Prendetela appena vi pare, mio attraente chiacchierone, pero nell’eventualita che non vo­lete in quanto io me ne vada da questi magnifici luoghi, non mi dovete nominare l’onore. (bisbigliando) e non toccate le mie oche.

(Si avviano. Platonov e Sofia indugiano a preservarsi attraverso un secondo, dopo Sofia, di slancio, si avvicendamento ed entra durante casa).

ATTO ALTRO

(Il vivaio del iniziale abile. Le finestre sono aperte e da esse arrivano risate, frasi, suoni di pianoforte e di violino. Quadriglie, valzer, ecc. Il eden e la residenza sono illuminati. Vassili e Iakov, ubriachi, sistemano i lampioncini alla veneziana. Una duetto di miglior sito sesso ospiti attraversa la luogo, ridendo, baciandosi. Esce in giardino Sofia, assorta, sembra voler scongiurare la allegrezza.

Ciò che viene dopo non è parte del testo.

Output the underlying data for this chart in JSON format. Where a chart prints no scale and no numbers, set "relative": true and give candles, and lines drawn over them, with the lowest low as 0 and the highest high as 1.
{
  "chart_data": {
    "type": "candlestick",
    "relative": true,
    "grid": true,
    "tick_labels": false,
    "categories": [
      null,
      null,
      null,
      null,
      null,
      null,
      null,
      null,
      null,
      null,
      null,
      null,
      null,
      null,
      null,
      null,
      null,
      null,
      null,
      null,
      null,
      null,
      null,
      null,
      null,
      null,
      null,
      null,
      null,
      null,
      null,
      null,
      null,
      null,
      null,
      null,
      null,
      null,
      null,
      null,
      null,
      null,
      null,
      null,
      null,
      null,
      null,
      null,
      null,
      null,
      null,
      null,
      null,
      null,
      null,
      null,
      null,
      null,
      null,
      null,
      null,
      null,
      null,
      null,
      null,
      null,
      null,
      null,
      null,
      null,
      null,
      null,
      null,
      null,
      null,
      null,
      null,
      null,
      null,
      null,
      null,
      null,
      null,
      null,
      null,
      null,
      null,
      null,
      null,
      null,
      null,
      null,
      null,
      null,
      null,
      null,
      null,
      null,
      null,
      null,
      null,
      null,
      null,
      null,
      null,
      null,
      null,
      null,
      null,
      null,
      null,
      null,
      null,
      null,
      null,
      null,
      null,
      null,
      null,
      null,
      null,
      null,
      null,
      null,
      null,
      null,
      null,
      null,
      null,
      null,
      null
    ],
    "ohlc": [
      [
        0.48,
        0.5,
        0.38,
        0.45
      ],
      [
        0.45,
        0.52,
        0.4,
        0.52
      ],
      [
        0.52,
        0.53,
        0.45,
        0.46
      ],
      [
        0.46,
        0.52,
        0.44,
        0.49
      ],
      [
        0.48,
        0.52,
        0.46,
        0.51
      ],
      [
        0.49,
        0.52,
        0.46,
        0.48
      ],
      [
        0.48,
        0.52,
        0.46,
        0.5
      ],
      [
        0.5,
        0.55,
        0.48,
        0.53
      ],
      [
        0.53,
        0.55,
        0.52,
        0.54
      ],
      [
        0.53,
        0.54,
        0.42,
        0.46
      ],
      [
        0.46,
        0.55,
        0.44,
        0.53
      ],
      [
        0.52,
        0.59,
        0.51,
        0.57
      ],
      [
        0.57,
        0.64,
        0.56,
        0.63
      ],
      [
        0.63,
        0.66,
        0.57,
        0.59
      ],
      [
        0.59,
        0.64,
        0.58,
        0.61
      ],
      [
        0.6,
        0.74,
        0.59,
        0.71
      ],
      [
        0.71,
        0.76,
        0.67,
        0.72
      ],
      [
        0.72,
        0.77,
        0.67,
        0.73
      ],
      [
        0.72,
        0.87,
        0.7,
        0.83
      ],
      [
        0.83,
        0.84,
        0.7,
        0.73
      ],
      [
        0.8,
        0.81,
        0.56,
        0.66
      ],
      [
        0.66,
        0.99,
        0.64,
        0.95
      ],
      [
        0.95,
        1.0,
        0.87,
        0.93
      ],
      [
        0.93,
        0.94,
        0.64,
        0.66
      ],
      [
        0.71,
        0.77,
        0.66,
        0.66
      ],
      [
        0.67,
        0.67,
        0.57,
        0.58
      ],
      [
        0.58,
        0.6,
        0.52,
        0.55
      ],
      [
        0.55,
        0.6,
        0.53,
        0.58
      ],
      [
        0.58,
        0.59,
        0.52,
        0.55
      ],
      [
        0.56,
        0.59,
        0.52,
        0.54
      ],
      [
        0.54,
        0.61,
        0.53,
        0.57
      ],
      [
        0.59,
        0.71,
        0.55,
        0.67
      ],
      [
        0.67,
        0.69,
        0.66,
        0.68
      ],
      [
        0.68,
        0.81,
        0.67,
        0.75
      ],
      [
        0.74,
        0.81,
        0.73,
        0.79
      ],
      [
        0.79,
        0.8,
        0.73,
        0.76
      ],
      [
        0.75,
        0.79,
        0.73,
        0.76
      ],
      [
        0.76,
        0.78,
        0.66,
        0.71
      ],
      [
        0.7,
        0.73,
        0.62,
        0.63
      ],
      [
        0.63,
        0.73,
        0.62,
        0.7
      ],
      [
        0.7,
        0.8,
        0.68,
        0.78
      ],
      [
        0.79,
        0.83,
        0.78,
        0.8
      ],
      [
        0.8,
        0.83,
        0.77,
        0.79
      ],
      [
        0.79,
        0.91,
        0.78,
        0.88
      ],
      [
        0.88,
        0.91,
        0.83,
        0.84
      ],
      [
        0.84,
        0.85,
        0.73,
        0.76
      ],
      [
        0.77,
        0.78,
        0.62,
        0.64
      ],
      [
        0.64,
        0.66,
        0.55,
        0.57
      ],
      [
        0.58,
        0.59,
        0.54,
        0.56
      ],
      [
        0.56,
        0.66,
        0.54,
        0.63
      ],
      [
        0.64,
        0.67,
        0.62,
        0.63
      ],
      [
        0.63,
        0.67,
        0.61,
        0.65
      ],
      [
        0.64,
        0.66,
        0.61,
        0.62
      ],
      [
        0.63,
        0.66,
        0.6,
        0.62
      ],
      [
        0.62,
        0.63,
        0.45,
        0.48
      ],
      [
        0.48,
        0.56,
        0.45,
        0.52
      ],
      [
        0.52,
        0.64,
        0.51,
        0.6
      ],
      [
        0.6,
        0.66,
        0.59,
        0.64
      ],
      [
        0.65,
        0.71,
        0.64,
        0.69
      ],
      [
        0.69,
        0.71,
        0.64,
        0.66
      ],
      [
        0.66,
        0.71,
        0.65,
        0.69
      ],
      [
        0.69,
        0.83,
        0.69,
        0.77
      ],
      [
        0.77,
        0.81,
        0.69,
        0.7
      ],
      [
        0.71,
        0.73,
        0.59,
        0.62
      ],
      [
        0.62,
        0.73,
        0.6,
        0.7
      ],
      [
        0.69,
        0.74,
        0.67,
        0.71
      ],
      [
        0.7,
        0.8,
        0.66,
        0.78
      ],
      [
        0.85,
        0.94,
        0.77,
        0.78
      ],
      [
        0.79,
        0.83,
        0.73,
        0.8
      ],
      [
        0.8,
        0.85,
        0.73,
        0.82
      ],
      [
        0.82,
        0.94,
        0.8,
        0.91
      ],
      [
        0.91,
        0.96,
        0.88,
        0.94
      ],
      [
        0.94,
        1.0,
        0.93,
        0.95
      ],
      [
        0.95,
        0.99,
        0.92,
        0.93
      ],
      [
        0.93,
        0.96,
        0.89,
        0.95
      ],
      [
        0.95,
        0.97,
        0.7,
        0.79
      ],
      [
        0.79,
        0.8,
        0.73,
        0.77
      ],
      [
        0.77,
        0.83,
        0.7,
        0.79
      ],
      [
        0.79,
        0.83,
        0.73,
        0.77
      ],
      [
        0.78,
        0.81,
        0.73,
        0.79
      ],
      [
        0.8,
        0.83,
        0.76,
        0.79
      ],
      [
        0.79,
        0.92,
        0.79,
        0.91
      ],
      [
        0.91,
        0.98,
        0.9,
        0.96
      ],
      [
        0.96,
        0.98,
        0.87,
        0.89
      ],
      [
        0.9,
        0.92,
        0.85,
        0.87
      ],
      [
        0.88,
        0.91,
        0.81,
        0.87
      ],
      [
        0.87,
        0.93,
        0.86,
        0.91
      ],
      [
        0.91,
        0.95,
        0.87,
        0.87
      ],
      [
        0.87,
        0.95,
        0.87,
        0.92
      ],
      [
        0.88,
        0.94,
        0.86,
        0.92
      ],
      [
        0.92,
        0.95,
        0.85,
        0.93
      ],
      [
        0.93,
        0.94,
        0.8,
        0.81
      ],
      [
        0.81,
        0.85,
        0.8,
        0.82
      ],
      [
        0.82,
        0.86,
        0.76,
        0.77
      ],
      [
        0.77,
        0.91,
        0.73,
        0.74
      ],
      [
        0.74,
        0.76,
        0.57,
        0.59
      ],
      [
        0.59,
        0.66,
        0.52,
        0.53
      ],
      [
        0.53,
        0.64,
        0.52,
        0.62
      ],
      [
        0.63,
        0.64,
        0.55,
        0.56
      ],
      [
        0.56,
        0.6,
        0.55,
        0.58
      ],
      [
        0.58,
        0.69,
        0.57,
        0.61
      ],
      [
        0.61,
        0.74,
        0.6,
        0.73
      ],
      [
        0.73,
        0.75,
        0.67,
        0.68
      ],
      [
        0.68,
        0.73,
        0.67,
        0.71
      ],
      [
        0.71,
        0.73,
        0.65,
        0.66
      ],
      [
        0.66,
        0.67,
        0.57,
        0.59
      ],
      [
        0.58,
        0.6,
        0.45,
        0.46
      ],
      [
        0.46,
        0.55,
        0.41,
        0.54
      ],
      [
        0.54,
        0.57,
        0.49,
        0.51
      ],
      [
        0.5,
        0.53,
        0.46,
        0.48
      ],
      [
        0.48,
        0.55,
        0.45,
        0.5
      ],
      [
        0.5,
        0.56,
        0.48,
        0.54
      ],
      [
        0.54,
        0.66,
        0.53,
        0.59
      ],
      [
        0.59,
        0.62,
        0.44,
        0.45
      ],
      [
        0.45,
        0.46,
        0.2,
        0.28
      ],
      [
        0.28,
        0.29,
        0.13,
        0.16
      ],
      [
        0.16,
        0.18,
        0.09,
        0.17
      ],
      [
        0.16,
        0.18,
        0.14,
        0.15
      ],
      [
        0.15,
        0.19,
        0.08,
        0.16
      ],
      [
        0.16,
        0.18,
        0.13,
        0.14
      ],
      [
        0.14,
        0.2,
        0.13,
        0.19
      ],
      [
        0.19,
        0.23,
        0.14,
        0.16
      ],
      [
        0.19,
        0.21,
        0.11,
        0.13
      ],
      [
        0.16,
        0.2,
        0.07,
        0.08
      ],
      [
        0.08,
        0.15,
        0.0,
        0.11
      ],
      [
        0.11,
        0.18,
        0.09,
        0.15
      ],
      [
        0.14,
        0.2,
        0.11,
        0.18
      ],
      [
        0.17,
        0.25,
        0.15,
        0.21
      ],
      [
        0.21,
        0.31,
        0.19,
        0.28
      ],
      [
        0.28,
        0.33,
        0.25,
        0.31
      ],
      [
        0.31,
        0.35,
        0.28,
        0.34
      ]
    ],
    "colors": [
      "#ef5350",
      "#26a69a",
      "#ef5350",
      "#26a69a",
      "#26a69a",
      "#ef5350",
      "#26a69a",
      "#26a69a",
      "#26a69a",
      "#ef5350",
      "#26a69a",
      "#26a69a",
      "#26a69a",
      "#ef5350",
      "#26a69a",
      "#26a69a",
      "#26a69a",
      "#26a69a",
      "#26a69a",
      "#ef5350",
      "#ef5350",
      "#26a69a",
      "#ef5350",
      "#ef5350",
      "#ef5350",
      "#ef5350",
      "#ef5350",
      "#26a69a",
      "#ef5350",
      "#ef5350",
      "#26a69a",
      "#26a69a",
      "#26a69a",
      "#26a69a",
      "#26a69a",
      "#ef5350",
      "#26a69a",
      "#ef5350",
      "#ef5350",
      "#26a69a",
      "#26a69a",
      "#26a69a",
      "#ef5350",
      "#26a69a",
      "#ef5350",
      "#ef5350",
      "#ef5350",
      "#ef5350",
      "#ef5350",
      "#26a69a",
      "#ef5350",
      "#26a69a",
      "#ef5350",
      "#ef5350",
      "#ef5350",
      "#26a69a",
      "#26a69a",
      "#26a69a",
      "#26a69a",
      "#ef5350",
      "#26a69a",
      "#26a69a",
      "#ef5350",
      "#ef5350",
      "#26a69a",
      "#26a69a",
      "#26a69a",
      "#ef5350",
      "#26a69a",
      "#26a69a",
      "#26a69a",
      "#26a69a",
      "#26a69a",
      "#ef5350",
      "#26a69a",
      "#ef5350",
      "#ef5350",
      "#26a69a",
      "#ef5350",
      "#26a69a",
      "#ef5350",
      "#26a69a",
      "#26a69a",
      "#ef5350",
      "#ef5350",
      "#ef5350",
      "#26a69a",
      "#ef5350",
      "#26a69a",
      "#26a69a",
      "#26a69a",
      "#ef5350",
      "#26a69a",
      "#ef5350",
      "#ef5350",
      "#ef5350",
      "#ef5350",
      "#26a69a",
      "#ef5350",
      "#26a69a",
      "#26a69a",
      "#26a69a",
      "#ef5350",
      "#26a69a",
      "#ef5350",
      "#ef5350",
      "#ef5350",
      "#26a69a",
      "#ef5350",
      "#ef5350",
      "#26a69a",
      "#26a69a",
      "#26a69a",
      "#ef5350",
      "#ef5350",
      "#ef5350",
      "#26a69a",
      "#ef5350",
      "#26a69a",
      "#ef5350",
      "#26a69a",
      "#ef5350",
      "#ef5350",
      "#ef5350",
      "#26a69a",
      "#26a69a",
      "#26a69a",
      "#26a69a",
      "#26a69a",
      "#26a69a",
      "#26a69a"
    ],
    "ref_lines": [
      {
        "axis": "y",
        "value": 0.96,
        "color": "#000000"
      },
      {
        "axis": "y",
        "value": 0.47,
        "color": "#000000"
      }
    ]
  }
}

Va per sedere, assorta, su una allenatore. Ir­rompe per cercarla Voinitsev, in precedenza gaio).

Sofia Quali misteri? Io stessa non so che fatto accade per me. Non mi angosciare inutilmente, Serghei! Non dedicarsi alla mia infelicita.

Sofia ora si sta abilmente, ci si diverte, eppure io nonposso. partiamo. Mi hai certo la discorso giacche non avresti atto domande.

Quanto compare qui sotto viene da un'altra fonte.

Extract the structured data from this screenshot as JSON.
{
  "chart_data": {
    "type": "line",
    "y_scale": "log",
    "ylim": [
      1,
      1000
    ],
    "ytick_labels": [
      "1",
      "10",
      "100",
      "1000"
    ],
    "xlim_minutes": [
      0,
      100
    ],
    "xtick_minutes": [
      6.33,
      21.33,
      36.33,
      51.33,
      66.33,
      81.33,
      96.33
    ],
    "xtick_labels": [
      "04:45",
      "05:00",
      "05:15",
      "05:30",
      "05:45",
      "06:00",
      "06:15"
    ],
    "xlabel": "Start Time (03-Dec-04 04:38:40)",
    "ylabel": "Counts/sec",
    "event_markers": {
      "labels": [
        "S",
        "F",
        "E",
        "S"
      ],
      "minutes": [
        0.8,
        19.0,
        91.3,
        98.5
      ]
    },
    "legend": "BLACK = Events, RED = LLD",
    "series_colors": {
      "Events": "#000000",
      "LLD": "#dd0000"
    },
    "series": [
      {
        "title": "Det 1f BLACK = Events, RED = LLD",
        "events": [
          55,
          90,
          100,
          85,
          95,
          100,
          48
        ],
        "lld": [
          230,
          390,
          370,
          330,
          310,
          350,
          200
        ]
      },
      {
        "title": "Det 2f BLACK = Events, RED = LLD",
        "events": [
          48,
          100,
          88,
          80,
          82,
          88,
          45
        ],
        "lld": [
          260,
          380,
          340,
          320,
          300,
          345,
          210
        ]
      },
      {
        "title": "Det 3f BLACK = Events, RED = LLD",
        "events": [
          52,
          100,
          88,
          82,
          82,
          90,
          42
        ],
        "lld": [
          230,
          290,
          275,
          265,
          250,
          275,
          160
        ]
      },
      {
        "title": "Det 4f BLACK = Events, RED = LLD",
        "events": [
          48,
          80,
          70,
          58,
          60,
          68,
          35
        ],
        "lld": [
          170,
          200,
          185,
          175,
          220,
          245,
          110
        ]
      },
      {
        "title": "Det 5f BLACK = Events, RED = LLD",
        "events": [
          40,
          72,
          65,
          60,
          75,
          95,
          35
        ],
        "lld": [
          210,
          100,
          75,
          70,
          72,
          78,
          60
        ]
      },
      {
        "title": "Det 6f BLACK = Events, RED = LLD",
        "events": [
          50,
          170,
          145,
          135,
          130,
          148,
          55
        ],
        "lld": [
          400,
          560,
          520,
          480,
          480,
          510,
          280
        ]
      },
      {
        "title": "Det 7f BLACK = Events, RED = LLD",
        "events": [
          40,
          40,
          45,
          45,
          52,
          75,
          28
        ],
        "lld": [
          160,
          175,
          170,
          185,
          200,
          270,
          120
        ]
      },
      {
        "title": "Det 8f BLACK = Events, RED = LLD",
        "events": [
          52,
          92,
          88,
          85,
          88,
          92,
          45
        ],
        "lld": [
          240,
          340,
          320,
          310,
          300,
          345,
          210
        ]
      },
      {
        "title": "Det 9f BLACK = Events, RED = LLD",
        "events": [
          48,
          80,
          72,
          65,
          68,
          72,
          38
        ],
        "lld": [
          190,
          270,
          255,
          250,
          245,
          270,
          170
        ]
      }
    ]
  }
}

Voinitsev (dolce, mite) Parti­remo avvenire proprio. Sorte non saremo oltre a qui! (Le bacia la mano) in questo momento ti annoi. Ti capisco, e un locale cosicche non va, tuttavia appena in nessun caso le donne hanno tanta malinconia? (Bacia la consorte sulla guancia) fine! Sii allegra! Parla un po’ piu numeroso con « maman », con Triletski, per mezzo di Platonov. (Ride) Parla insieme loro, non li assistere dall’alto in diminuito. Non li hai ora capiti. Anche tu vorrai loro abilmente qualora li avrai conosciuti un po’ oltre a da confinante.

Sofia (sola, angosciata) E terribile. siamo ap­pena sposati e proprio sono idoneo di non badare a mio consorte a causa di giorni interi. Immemore la sua presenza, non rapido concentrazione alle sue parole. Diventa penoso.

Platonov consenso? (Le si siede accanto) Permettete? (Pausa) eppure se non evitate la affluenza, fine evitate me? Lasciatemi sopprimere! Sono lieto di poter final­mente dire insieme voi. Voi cercate di sfuggirmi, non mi guardate.

Platonov Da principio sembravate ben disposta nei miei confronti; ora i nostri rapporti sono di­ventati una stupore di malinteso. In quanto errore ho io di davanti verso voi? Vi disgusto? (Si alza) Vi prego di togliermi da questa stupida condizione.